Non, je crois qu’il faut se demander s’il peut y avoir une gouvernance efficace. Ce n’est pas nouveau, un certain nombre d’organisations syndicales sont hostiles à une gouvernance resserrée. Le problème, c’est que la ministre va rendre l’université ingouvernable. D’ailleurs, dans plusieurs pays européens, les sénats académiques sont resserrés et très ouverts à la société civile, ce n’est pas incompatible. Nous sommes en total décalage avec le fonctionnement des universités étrangères. Il s’agit d’un retour en arrière, enterrant même la loi Savary de 1984 !
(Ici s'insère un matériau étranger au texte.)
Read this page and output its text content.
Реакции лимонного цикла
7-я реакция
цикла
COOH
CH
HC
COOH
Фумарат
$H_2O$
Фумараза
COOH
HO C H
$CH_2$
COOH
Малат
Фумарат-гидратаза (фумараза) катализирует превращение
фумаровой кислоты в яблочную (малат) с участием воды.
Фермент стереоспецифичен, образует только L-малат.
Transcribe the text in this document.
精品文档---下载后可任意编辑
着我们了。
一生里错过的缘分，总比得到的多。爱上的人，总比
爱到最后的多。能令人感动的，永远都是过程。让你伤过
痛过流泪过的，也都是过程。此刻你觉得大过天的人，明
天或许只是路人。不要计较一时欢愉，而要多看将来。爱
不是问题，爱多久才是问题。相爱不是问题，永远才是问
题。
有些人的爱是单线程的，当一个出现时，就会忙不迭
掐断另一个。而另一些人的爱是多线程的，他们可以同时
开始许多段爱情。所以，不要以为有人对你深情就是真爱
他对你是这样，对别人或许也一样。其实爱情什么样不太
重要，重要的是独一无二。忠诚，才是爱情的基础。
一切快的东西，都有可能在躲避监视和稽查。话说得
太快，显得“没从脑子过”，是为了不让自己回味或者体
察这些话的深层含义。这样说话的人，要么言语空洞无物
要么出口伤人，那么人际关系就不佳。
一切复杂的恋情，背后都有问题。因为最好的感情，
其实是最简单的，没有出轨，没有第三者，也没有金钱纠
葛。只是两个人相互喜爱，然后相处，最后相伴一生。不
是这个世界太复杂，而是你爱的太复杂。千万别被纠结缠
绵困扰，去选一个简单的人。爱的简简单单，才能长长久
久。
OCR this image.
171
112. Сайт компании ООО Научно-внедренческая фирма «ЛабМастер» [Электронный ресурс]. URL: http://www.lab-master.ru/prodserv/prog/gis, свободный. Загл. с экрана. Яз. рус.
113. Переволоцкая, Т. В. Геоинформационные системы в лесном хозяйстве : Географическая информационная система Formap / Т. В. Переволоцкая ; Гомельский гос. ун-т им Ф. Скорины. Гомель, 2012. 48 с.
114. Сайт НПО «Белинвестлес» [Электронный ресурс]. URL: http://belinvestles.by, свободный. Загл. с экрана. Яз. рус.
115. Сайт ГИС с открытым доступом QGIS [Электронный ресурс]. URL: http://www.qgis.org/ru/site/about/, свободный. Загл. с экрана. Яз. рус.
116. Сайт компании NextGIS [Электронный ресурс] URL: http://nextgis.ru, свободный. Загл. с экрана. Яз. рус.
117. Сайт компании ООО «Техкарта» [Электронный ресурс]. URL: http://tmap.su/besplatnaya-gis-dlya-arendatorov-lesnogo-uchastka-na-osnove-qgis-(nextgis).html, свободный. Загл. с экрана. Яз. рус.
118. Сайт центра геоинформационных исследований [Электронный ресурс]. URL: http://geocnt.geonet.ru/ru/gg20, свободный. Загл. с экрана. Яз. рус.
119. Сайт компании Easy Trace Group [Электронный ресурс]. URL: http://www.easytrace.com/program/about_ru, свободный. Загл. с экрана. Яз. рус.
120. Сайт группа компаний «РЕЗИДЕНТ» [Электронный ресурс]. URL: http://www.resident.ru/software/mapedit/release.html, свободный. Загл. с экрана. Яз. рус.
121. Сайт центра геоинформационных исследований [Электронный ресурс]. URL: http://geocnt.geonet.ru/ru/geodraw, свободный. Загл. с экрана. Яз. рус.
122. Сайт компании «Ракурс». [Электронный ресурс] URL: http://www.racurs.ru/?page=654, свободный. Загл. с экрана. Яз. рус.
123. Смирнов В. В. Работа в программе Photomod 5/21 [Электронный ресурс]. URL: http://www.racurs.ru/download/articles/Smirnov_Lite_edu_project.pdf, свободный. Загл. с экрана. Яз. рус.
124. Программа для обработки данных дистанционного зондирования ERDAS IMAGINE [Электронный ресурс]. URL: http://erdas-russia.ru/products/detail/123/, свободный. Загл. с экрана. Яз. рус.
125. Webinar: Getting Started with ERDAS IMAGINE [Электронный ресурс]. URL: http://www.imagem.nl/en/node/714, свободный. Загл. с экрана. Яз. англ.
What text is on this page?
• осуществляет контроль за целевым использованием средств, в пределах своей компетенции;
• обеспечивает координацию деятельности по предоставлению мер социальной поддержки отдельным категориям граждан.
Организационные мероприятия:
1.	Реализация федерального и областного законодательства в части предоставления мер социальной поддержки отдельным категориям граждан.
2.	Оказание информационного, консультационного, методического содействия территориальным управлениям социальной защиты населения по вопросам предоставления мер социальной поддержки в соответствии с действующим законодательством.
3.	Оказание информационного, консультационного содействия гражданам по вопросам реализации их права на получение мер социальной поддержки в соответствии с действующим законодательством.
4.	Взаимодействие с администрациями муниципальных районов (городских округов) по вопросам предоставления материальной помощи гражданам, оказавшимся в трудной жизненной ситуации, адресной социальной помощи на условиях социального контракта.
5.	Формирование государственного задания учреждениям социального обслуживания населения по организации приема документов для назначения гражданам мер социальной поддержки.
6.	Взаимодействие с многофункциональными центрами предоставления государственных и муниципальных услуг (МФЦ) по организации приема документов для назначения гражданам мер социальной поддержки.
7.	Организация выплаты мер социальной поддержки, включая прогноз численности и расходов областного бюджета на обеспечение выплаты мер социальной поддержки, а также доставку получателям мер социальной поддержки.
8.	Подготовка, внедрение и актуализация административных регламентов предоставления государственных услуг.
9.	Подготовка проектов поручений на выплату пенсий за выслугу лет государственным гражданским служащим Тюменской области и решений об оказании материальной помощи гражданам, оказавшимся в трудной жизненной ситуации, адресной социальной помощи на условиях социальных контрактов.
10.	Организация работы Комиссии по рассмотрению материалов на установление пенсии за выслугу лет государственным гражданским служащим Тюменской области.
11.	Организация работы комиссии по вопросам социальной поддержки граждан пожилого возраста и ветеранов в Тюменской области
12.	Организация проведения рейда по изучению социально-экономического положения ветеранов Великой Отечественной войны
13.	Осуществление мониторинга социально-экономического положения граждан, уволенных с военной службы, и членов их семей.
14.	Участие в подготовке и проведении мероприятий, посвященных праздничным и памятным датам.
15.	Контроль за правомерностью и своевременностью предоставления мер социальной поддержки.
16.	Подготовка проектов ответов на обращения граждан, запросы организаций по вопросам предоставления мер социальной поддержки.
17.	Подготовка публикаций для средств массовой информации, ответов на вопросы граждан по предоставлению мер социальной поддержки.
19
Vous avez néanmoins confié à l’AEF que « les choses étaient perfectibles« . Sur quels points ?

Je crois qu’il fallait ouvrir davantage les conseils d’administration à la société civile et faire en sorte que l’ensemble des administrateurs élisent le président de l’université. Nous avons mené un important travail de rapprochement entre l’université et les filières professionnelles pour qu’il y ait un échange direct. Il aurait été bon d’aller encore plus loin sur les partenariats entre le monde universitaire et économique.

Geneviève Fioraso veut favoriser la réussite étudiante, en simplifiant l’offre de formations et en facilitant les réorientations sans redoublement. Reconnaissez-vous des points positifs au texte de loi ?

Je vais avoir du mal à en trouver ! Personne ne peut être hostile au projet général et à la simplification. Mais si cela a été si difficile à faire au cours des cinq dernières, c’est pour des raisons précises ! Je suis surpris que la ministre ne parle jamais du Répertoire national des certifications professionnelles (RNCP), essentiel à l’insertion des étudiants. Comment simplifier l’intitulé des diplômes et parvenir à ce que les formations soient reconnues par l’Etat et inscrites au RNCP ?

La question des compétences n’a été évoquée à aucun moment. Or il est impératif que les premiers cycles soient qualifiants. Il y a environ 2,4 millions de jeunes dans le post-bac pour 65 millions d’habitants en France. Alors qu’en Allemagne, il y a 1,7 million de post-bac pour 82 millions d’Allemands. Il est donc essentiel de poursuivre le travail sur la professionnalisation des formations. La ministre annonce aussi vouloir rapprocher les classes prépas de l’université : ce n’est pas nouveau et en quoi cela va-t-il améliorer la réussite des étudiants ?

Est-ce une bonne idée de réserver des places en IUT et BTS aux bacheliers professionnels et technologiques ?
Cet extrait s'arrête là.